Emergency room malpractice is a medical negligence claim based on the idea that a healthcare provider or facility failed to provide care that met the accepted standard for emergency treatment. The focus is not on whether something went wrong in hindsight. Instead, it asks whether the care team acted appropriately given what they knew at the time, including a patient’s symptoms, vital signs, risk factors, and test results.
In Ohio, emergency department cases commonly involve issues such as improper triage, failure to order or follow up on critical tests, missed warning signs, or discharge decisions that did not adequately account for a patient’s condition. Some injuries become obvious immediately, while others develop later when a condition progresses. That delayed harm pattern can be especially difficult for families because it may feel like the “real problem” only surfaced after leaving the hospital.
A key part of many ER cases is documentation.
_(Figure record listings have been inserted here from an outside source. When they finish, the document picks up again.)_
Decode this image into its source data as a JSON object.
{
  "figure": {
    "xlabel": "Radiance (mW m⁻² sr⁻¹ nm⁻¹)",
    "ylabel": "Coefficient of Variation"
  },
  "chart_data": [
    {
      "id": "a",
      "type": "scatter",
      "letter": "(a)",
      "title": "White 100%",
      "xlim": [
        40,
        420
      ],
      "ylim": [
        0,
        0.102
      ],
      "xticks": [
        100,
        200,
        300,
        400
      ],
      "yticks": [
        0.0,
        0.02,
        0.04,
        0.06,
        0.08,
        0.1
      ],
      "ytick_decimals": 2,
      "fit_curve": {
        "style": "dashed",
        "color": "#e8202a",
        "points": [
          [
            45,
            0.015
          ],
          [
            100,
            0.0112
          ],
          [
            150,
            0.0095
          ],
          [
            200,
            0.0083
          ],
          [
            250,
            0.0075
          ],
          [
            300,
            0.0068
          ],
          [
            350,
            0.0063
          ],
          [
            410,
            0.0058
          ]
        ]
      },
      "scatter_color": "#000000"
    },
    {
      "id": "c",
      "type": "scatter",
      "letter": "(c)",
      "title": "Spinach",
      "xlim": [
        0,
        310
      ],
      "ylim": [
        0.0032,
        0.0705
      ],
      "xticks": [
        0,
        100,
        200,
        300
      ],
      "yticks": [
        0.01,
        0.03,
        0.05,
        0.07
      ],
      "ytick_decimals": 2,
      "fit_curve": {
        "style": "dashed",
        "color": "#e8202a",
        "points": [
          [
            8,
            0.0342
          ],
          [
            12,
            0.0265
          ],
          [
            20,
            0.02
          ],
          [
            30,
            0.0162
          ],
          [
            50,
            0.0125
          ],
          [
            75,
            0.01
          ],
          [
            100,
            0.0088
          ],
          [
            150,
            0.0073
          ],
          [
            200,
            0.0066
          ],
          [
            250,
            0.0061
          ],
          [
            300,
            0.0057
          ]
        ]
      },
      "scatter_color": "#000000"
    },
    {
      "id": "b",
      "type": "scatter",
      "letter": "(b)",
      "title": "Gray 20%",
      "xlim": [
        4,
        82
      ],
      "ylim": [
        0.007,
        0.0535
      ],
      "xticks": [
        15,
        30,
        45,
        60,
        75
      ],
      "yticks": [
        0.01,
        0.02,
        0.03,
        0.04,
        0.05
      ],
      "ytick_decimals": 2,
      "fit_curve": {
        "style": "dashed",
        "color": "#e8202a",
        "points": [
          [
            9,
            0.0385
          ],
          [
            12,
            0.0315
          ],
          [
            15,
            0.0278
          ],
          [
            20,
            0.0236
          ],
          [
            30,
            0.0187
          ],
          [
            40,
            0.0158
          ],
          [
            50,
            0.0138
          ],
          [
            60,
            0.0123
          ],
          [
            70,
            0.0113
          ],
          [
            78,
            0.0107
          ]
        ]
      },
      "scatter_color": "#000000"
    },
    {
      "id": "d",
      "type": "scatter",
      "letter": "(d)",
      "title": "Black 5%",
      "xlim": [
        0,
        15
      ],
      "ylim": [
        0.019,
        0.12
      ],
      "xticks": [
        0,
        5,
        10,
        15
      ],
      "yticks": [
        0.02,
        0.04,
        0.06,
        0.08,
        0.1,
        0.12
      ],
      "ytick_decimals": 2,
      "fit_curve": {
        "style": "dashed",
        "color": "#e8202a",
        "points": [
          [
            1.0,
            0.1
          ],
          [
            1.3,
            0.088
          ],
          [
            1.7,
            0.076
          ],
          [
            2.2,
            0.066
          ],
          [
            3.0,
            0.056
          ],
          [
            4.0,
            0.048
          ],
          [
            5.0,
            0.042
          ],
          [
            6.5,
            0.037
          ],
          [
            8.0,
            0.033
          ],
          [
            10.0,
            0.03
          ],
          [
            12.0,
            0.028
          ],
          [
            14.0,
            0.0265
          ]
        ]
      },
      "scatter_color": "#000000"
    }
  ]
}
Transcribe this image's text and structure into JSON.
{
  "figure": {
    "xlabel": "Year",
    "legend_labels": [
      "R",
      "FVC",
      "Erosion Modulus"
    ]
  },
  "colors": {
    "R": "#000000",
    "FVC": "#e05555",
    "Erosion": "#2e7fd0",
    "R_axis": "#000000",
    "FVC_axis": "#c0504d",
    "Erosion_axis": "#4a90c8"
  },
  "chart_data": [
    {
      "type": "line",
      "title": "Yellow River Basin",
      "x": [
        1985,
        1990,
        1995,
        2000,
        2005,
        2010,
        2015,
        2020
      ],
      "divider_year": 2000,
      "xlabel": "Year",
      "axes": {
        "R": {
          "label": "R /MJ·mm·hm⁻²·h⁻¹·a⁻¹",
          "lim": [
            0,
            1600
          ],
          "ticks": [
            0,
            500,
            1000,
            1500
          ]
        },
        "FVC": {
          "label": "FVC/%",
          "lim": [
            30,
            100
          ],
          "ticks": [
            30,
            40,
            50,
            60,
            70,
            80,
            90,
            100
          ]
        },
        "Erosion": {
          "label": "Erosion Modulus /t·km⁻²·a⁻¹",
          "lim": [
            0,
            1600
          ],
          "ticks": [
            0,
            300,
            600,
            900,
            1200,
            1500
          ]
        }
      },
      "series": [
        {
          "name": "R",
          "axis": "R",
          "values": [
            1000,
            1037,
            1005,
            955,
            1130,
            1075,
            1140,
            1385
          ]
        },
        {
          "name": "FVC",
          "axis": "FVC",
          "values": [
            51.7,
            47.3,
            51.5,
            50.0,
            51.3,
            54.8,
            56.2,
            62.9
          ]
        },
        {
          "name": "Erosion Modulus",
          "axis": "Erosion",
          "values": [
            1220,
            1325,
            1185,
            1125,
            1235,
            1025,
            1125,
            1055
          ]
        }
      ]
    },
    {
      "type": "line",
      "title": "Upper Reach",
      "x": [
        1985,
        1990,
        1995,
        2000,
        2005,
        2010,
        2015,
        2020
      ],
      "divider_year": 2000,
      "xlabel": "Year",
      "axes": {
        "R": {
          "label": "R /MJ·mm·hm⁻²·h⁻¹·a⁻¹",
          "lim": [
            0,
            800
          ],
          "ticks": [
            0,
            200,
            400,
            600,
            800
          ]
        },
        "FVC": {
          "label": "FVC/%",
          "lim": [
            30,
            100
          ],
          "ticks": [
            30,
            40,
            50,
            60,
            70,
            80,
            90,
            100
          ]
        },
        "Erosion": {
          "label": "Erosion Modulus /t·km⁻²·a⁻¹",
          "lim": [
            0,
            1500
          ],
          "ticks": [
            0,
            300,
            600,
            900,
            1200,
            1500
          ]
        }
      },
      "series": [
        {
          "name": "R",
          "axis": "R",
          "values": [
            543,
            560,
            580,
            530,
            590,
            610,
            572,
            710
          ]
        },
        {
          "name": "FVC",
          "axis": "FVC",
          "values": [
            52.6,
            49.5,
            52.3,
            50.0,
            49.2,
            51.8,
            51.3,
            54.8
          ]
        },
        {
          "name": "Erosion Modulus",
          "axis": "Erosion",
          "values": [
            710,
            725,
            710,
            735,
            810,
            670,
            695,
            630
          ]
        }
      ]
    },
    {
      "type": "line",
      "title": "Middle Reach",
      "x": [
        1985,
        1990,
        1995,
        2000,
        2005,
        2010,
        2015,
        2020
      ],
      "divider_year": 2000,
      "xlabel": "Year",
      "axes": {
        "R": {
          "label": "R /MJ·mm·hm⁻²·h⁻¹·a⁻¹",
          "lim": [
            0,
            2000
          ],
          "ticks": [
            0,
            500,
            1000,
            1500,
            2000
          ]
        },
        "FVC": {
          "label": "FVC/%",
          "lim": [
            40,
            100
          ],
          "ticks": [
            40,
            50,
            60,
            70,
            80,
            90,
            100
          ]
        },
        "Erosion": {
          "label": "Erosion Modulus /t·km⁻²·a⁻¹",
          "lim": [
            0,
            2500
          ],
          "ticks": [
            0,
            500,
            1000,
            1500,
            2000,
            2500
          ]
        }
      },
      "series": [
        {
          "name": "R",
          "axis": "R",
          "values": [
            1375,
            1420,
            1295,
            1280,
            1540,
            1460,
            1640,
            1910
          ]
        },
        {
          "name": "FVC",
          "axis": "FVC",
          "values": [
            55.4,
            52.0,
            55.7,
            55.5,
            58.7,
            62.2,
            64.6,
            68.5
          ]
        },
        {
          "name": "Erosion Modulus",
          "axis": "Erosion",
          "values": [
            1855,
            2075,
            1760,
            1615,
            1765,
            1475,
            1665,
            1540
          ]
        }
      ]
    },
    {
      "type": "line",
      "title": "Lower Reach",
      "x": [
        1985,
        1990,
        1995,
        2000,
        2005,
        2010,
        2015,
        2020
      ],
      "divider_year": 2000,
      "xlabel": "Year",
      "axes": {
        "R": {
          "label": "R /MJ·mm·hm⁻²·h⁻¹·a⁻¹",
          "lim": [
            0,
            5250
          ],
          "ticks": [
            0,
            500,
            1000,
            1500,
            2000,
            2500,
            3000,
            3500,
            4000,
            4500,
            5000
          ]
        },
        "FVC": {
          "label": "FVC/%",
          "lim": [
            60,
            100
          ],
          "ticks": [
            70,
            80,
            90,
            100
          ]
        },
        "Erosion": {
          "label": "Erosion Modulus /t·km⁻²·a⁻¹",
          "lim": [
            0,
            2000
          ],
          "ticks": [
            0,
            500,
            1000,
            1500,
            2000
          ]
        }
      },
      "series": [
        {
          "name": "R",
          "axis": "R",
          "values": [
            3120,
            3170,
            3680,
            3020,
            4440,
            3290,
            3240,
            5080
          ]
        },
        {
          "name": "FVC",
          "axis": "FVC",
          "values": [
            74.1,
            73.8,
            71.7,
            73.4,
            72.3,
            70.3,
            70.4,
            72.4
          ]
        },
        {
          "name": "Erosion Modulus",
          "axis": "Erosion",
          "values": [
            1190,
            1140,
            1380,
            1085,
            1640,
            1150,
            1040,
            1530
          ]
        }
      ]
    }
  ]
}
Emergency departments generate extensive records, including triage notes, nursing assessments, medication administration data, imaging or lab reports, and discharge paperwork. When those records show that important steps were skipped or that conflicting symptoms were not addressed, they can become central to the legal analysis.
Because emergency medicine is time-sensitive, the accepted standard of care often includes duties related to prioritization. That means clinicians must respond appropriately to red-flag symptoms, escalate concerns when a patient is deteriorating, and communicate clearly with other providers involved in a patient’s evaluation. When communication breaks down—such as during handoffs—serious errors can occur.